Questa
poesia rappresenta lo sciogliersi del soggetto nel paesaggio attraverso una
valorizzazione del rapporto sensoriale con esso. Sorpreso con l’amata dalla
pioggia nella pineta nei pressi di Marina di Pisa, il poeta si concentra sui
suoni prodotti dal cadere dell’acqua sulle diverse varietà di vegetazione e dal
verso di alcuni animali, ricostruendo il tessuto sinfonico attraverso un
verseggiare frantumati, tramato di riprese foniche.
Il
testo rappresenta la consueta vicenda di fusione col dato naturale, fino alla
vegetalizzazione dell’uomo.
La
data di composizione di questa poesia non è ben nota però può attribuirsi quasi
con certezza al periodo che va dalla metà del luglio alla metà di agosto del
1902. Le immagini che reggono il componimento sono già raccolte in un taccuino
con la data 2 luglio 1899. D’Annunzio recupera in un momento successivo gli
spunti fissati in prosa con immediatezza e li rielabora poeticamente.
Il
componimento è costituito di quattro strofe di trentadue versi ciascuna. I
versi alternano misure oscillanti dal ternario al novenario, con una prevalenza
di senari.
Il
dato oggettivo narrato è certamente elementare: un uomo e una donna sono colti
da un temporale mentre si trovano in una pineta. A caratterizzare il
significato artistico del componimento è soprattutto la spiccata musicalità.
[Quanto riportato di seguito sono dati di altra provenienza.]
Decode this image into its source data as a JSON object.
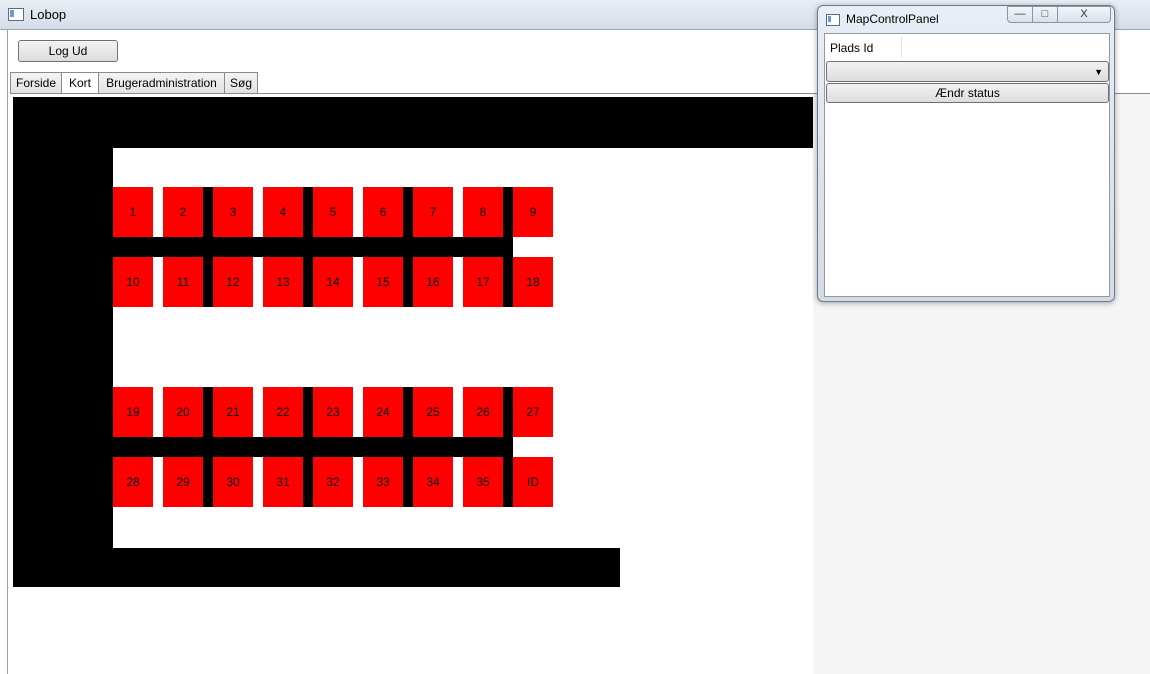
{
  "window": {
    "title": "Lobop"
  },
  "toolbar": {
    "logout_label": "Log Ud"
  },
  "tabs": [
    {
      "label": "Forside",
      "selected": false
    },
    {
      "label": "Kort",
      "selected": true
    },
    {
      "label": "Brugeradministration",
      "selected": false
    },
    {
      "label": "Søg",
      "selected": false
    }
  ],
  "map": {
    "spot_color": "#ff0000",
    "wall_color": "#000000",
    "rows": [
      [
        "1",
        "2",
        "3",
        "4",
        "5",
        "6",
        "7",
        "8",
        "9"
      ],
      [
        "10",
        "11",
        "12",
        "13",
        "14",
        "15",
        "16",
        "17",
        "18"
      ],
      [
        "19",
        "20",
        "21",
        "22",
        "23",
        "24",
        "25",
        "26",
        "27"
      ],
      [
        "28",
        "29",
        "30",
        "31",
        "32",
        "33",
        "34",
        "35",
        "ID"
      ]
    ]
  },
  "control_panel": {
    "title": "MapControlPanel",
    "plads_label": "Plads Id",
    "plads_value": "",
    "status_selected": "",
    "change_status_label": "Ændr status",
    "window_buttons": {
      "minimize": "—",
      "maximize": "□",
      "close": "X"
    }
  },
  "icons": {
    "app": "window-icon",
    "dropdown": "chevron-down-icon"
  }
}
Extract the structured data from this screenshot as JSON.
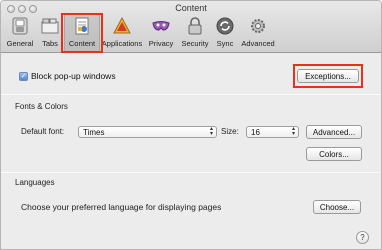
{
  "window": {
    "title": "Content"
  },
  "toolbar": {
    "items": [
      {
        "label": "General",
        "icon": "general-switch-icon"
      },
      {
        "label": "Tabs",
        "icon": "tabs-icon"
      },
      {
        "label": "Content",
        "icon": "content-icon",
        "selected": true
      },
      {
        "label": "Applications",
        "icon": "applications-icon"
      },
      {
        "label": "Privacy",
        "icon": "privacy-mask-icon"
      },
      {
        "label": "Security",
        "icon": "security-lock-icon"
      },
      {
        "label": "Sync",
        "icon": "sync-icon"
      },
      {
        "label": "Advanced",
        "icon": "advanced-gear-icon"
      }
    ]
  },
  "popups": {
    "checkbox_label": "Block pop-up windows",
    "checked": true,
    "exceptions_label": "Exceptions..."
  },
  "fonts": {
    "section_title": "Fonts & Colors",
    "default_font_label": "Default font:",
    "default_font_value": "Times",
    "size_label": "Size:",
    "size_value": "16",
    "advanced_label": "Advanced...",
    "colors_label": "Colors..."
  },
  "languages": {
    "section_title": "Languages",
    "description": "Choose your preferred language for displaying pages",
    "choose_label": "Choose..."
  },
  "help": {
    "label": "?"
  },
  "colors": {
    "highlight": "#e8311b"
  }
}
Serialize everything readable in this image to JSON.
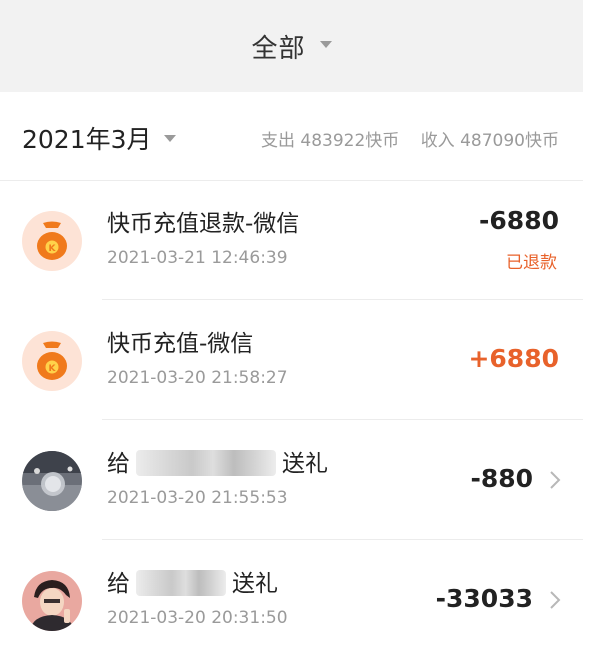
{
  "filter": {
    "label": "全部"
  },
  "summary": {
    "month": "2021年3月",
    "expense": "支出 483922快币",
    "income": "收入 487090快币"
  },
  "transactions": [
    {
      "title": "快币充值退款-微信",
      "timestamp": "2021-03-21 12:46:39",
      "amount": "-6880",
      "status": "已退款",
      "avatar": "money-bag-icon"
    },
    {
      "title": "快币充值-微信",
      "timestamp": "2021-03-20 21:58:27",
      "amount": "+6880",
      "avatar": "money-bag-icon"
    },
    {
      "title_prefix": "给",
      "title_suffix": "送礼",
      "timestamp": "2021-03-20 21:55:53",
      "amount": "-880",
      "avatar": "user-avatar"
    },
    {
      "title_prefix": "给",
      "title_suffix": "送礼",
      "timestamp": "2021-03-20 20:31:50",
      "amount": "-33033",
      "avatar": "user-avatar"
    }
  ],
  "colors": {
    "accent": "#e8622b",
    "coin": "#f07a1c",
    "header_bg": "#f2f2f2"
  }
}
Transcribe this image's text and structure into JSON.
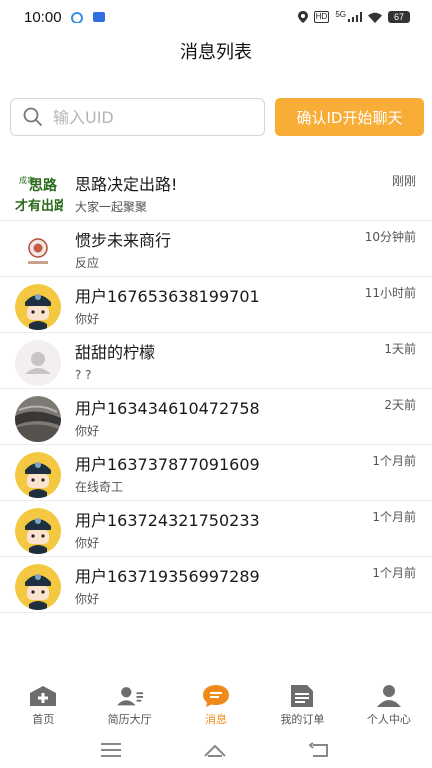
{
  "status_bar": {
    "time": "10:00",
    "hd_label": "HD",
    "network_label": "5G",
    "battery": "67"
  },
  "header": {
    "title": "消息列表"
  },
  "search": {
    "placeholder": "输入UID",
    "value": ""
  },
  "start_chat_button": {
    "label": "确认ID开始聊天"
  },
  "colors": {
    "accent": "#f8ad37",
    "active_nav": "#f08a1b",
    "avatar_yellow": "#f5c842"
  },
  "messages": [
    {
      "name": "思路决定出路!",
      "preview": "大家一起聚聚",
      "time": "刚刚",
      "avatar": "logo-siLu",
      "avatar_text": [
        "成事",
        "思路",
        "才有出路"
      ]
    },
    {
      "name": "惯步未来商行",
      "preview": "反应",
      "time": "10分钟前",
      "avatar": "shop-seal"
    },
    {
      "name": "用户167653638199701",
      "preview": "你好",
      "time": "11小时前",
      "avatar": "cartoon-user"
    },
    {
      "name": "甜甜的柠檬",
      "preview": "? ?",
      "time": "1天前",
      "avatar": "default-user"
    },
    {
      "name": "用户163434610472758",
      "preview": "你好",
      "time": "2天前",
      "avatar": "photo-texture"
    },
    {
      "name": "用户163737877091609",
      "preview": "在线奇工",
      "time": "1个月前",
      "avatar": "cartoon-user"
    },
    {
      "name": "用户163724321750233",
      "preview": "你好",
      "time": "1个月前",
      "avatar": "cartoon-user"
    },
    {
      "name": "用户163719356997289",
      "preview": "你好",
      "time": "1个月前",
      "avatar": "cartoon-user"
    }
  ],
  "bottom_nav": [
    {
      "label": "首页",
      "icon": "home-plus-icon",
      "active": false
    },
    {
      "label": "简历大厅",
      "icon": "resume-icon",
      "active": false
    },
    {
      "label": "消息",
      "icon": "message-icon",
      "active": true
    },
    {
      "label": "我的订单",
      "icon": "order-icon",
      "active": false
    },
    {
      "label": "个人中心",
      "icon": "person-icon",
      "active": false
    }
  ]
}
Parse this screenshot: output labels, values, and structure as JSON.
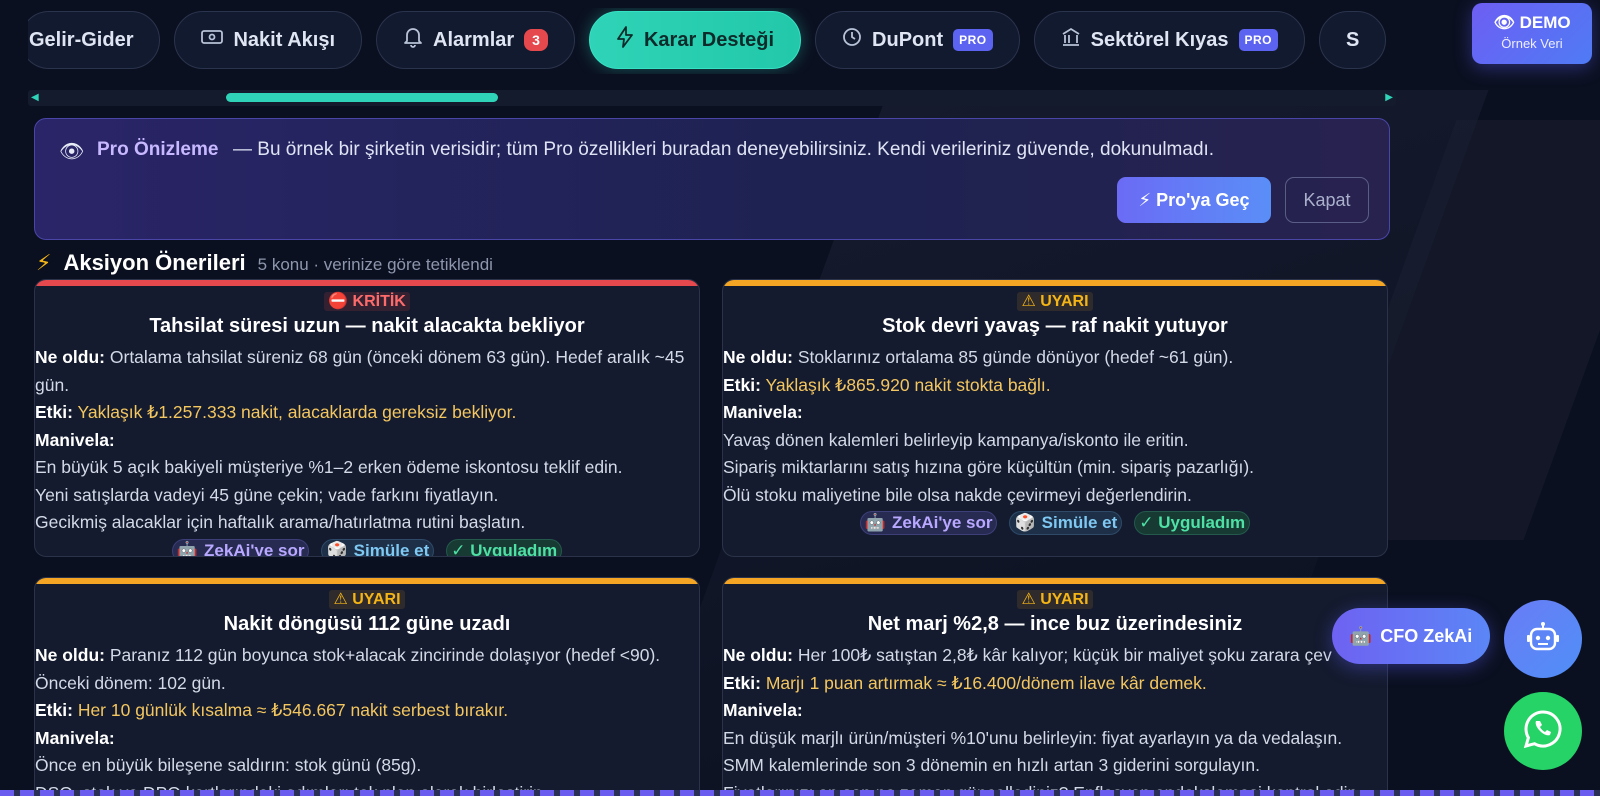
{
  "tabs": [
    {
      "label": "Gelir-Gider",
      "icon": "none",
      "active": false
    },
    {
      "label": "Nakit Akışı",
      "icon": "cash-icon",
      "active": false
    },
    {
      "label": "Alarmlar",
      "icon": "bell-icon",
      "badge": "3",
      "active": false
    },
    {
      "label": "Karar Desteği",
      "icon": "lightning-icon",
      "active": true
    },
    {
      "label": "DuPont",
      "icon": "clock-icon",
      "pro": "PRO",
      "active": false
    },
    {
      "label": "Sektörel Kıyas",
      "icon": "bank-icon",
      "pro": "PRO",
      "active": false
    },
    {
      "label": "S",
      "icon": "none",
      "active": false
    }
  ],
  "demo": {
    "label": "DEMO",
    "sub": "Örnek Veri",
    "icon": "eye-icon"
  },
  "banner": {
    "title": "Pro Önizleme",
    "message": "— Bu örnek bir şirketin verisidir; tüm Pro özellikleri buradan deneyebilirsiniz. Kendi verileriniz güvende, dokunulmadı.",
    "pro_button": "Pro'ya Geç",
    "close_button": "Kapat"
  },
  "section": {
    "title": "Aksiyon Önerileri",
    "subtitle": "5 konu · verinize göre tetiklendi"
  },
  "labels": {
    "what": "Ne oldu:",
    "impact": "Etki:",
    "lever": "Manivela:"
  },
  "card_actions": {
    "ask": "ZekAi'ye sor",
    "simulate": "Simüle et",
    "done": "✓ Uyguladım"
  },
  "cards": [
    {
      "severity": "KRİTİK",
      "title": "Tahsilat süresi uzun — nakit alacakta bekliyor",
      "what": "Ortalama tahsilat süreniz 68 gün (önceki dönem 63 gün). Hedef aralık ~45 gün.",
      "impact": "Yaklaşık ₺1.257.333 nakit, alacaklarda gereksiz bekliyor.",
      "levers": [
        "En büyük 5 açık bakiyeli müşteriye %1–2 erken ödeme iskontosu teklif edin.",
        "Yeni satışlarda vadeyi 45 güne çekin; vade farkını fiyatlayın.",
        "Gecikmiş alacaklar için haftalık arama/hatırlatma rutini başlatın."
      ]
    },
    {
      "severity": "UYARI",
      "title": "Stok devri yavaş — raf nakit yutuyor",
      "what": "Stoklarınız ortalama 85 günde dönüyor (hedef ~61 gün).",
      "impact": "Yaklaşık ₺865.920 nakit stokta bağlı.",
      "levers": [
        "Yavaş dönen kalemleri belirleyip kampanya/iskonto ile eritin.",
        "Sipariş miktarlarını satış hızına göre küçültün (min. sipariş pazarlığı).",
        "Ölü stoku maliyetine bile olsa nakde çevirmeyi değerlendirin."
      ]
    },
    {
      "severity": "UYARI",
      "title": "Nakit döngüsü 112 güne uzadı",
      "what": "Paranız 112 gün boyunca stok+alacak zincirinde dolaşıyor (hedef <90). Önceki dönem: 102 gün.",
      "impact": "Her 10 günlük kısalma ≈ ₺546.667 nakit serbest bırakır.",
      "levers": [
        "Önce en büyük bileşene saldırın: stok günü (85g).",
        "DSO, stok ve DPO kartlarındaki adımları tek plan olarak birleştirin."
      ]
    },
    {
      "severity": "UYARI",
      "title": "Net marj %2,8 — ince buz üzerindesiniz",
      "what": "Her 100₺ satıştan 2,8₺ kâr kalıyor; küçük bir maliyet şoku zarara çev",
      "impact": "Marjı 1 puan artırmak ≈ ₺16.400/dönem ilave kâr demek.",
      "levers": [
        "En düşük marjlı ürün/müşteri %10'unu belirleyin: fiyat ayarlayın ya da vedalaşın.",
        "SMM kalemlerinde son 3 dönemin en hızlı artan 3 giderini sorgulayın.",
        "Fiyatlarınızı en son ne zaman güncellediniz? Enflasyon endekslemesi kontrol edin."
      ]
    }
  ],
  "floating": {
    "cfo_label": "CFO ZekAi",
    "robot_icon": "robot-icon",
    "whatsapp_icon": "whatsapp-icon"
  },
  "colors": {
    "accent": "#2fd3b7",
    "critical": "#e5484d",
    "warning": "#f5a524",
    "pro": "#5b63f0"
  }
}
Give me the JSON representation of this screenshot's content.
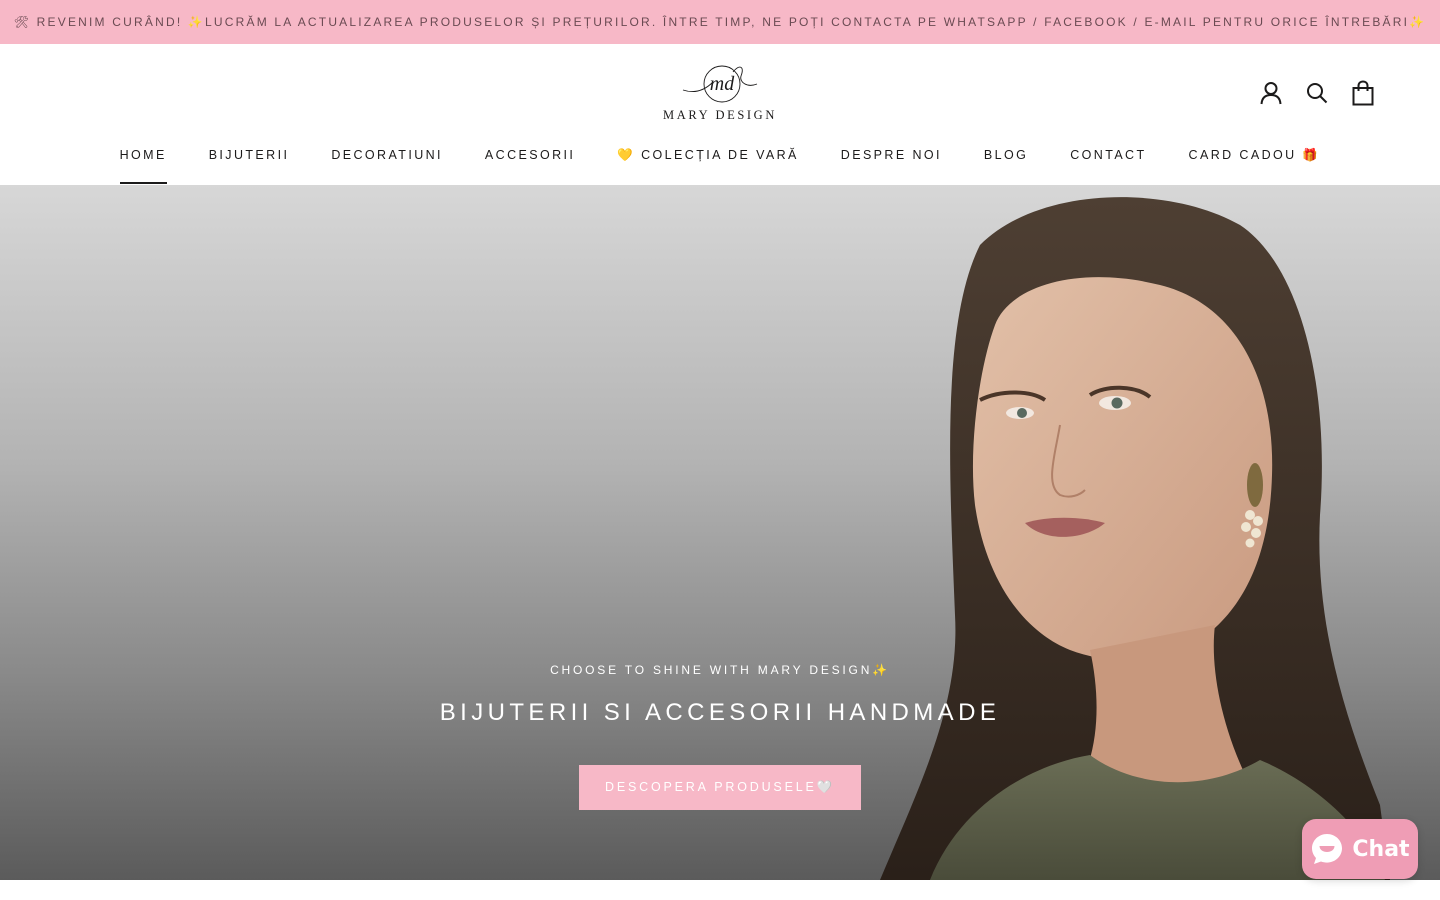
{
  "announcement": {
    "text": "🛠 REVENIM CURÂND! ✨LUCRĂM LA ACTUALIZAREA PRODUSELOR ȘI PREȚURILOR. ÎNTRE TIMP, NE POȚI CONTACTA PE WHATSAPP / FACEBOOK / E-MAIL PENTRU ORICE ÎNTREBĂRI✨",
    "background": "#f7b8c7"
  },
  "header": {
    "logo_monogram": "md",
    "logo_text": "MARY DESIGN",
    "icons": [
      "account-icon",
      "search-icon",
      "cart-icon"
    ]
  },
  "nav": {
    "items": [
      {
        "label": "HOME",
        "active": true
      },
      {
        "label": "BIJUTERII",
        "active": false
      },
      {
        "label": "DECORATIUNI",
        "active": false
      },
      {
        "label": "ACCESORII",
        "active": false
      },
      {
        "label": "💛 COLECȚIA DE VARĂ",
        "active": false
      },
      {
        "label": "DESPRE NOI",
        "active": false
      },
      {
        "label": "BLOG",
        "active": false
      },
      {
        "label": "CONTACT",
        "active": false
      },
      {
        "label": "CARD CADOU 🎁",
        "active": false
      }
    ]
  },
  "hero": {
    "subheading": "CHOOSE TO SHINE WITH MARY DESIGN✨",
    "heading": "BIJUTERII SI ACCESORII HANDMADE",
    "button_label": "DESCOPERA PRODUSELE🤍",
    "accent": "#f7b8c7"
  },
  "chat": {
    "label": "Chat",
    "color": "#ef9db5",
    "icon": "chat-smile-icon"
  }
}
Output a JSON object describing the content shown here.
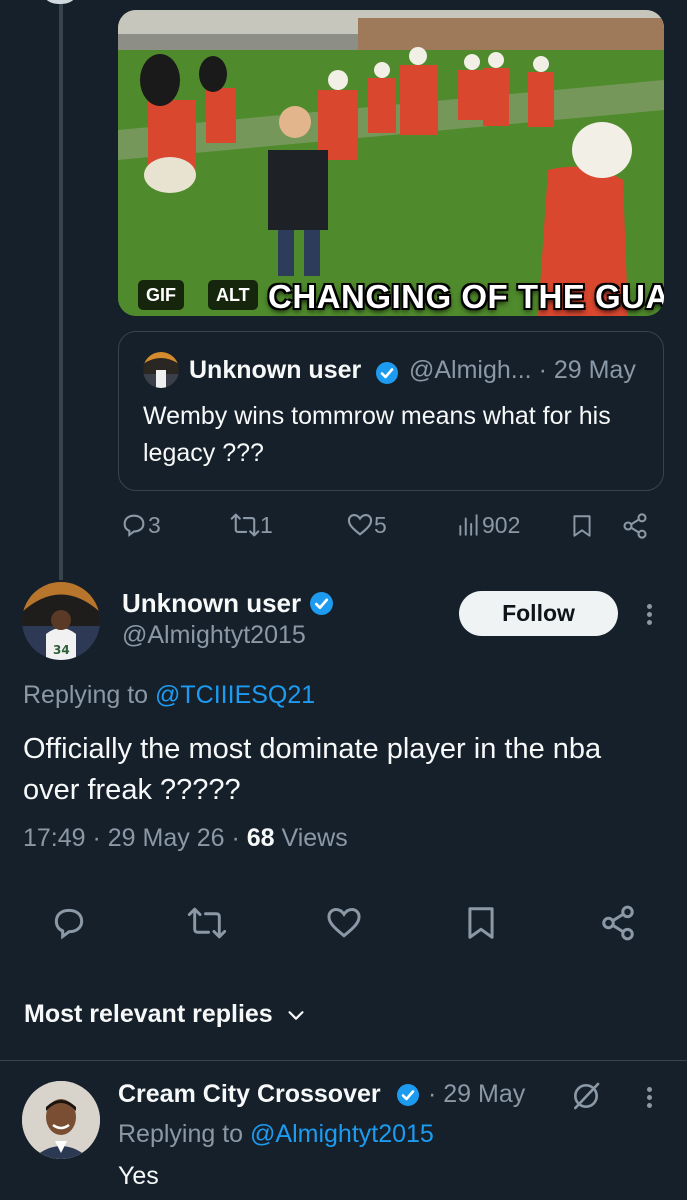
{
  "thread": {
    "media": {
      "caption": "CHANGING OF THE GUARD!",
      "gif_badge": "GIF",
      "alt_badge": "ALT"
    },
    "quoted_tweet": {
      "name": "Unknown user",
      "handle_date": "@Almigh... · 29 May",
      "text": "Wemby wins tommrow means what for his legacy ???"
    },
    "actions": {
      "replies": "3",
      "reposts": "1",
      "likes": "5",
      "views": "902"
    }
  },
  "main_tweet": {
    "name": "Unknown user",
    "handle": "@Almightyt2015",
    "follow_label": "Follow",
    "replying_prefix": "Replying to",
    "replying_handle": "@TCIIIESQ21",
    "text": "Officially the most dominate player in the nba over freak ?????",
    "time_date": "17:49 · 29 May 26 · ",
    "views_count": "68",
    "views_label": " Views"
  },
  "sort": {
    "label": "Most relevant replies"
  },
  "reply": {
    "name": "Cream City Crossover",
    "date": "· 29 May",
    "replying_prefix": "Replying to",
    "replying_handle": "@Almightyt2015",
    "text": "Yes"
  },
  "colors": {
    "background": "#15202b",
    "text": "#f7f9f9",
    "muted": "#8b98a5",
    "link": "#1d9bf0",
    "verified": "#1d9bf0",
    "border": "#38444d"
  },
  "icons": [
    "verified-badge-icon",
    "reply-icon",
    "repost-icon",
    "like-icon",
    "views-icon",
    "bookmark-icon",
    "share-icon",
    "more-icon",
    "chevron-down-icon",
    "grok-icon"
  ]
}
Tale musicalità si basa sul fitto sistema di rime ed è favorita dall’impiego di
versi brevi e brevissimi. Tale brevità non serve mai a isolare e valorizzare un
singolo elemento lessicale o sintattico: D’Annunzio non spezza il fluire del
discorso, ma cerca di garantire la massima scorrevolezza musicale.
L’immersione
nel grande evento atmosferico della pioggia estiva diviene per i due
protagonisti l’occasione di fondersi alla natura, entrando quasi magicamente a
farne parte. Continui nella poesia sono i segni di scambio tra natura e uomo.
Nel corso del componimento la natura si trasforma in una immensa orchestra:
ogni tipo di vegetazione rappresenta uno strumento diverso che le dita della
pioggia suonano. Alla fine della seconda strofa la donna si trasforma in un
oggetto internamente naturale, vegetalizzandosi. Nella parte centrale della
quarta strofa si dirà che entrambi i protagonisti si naturalizzano e
vegetalizzano così che il loro cuore diventa come una pesca, gli occhi come
sorgenti in mezzo a un prato, i denti come mandorle.
Proprio
la naturalizzazione dell’umano e l’antropomorfizzazione della natura sono tra i
caratteri distintivi della poetica simbolistica.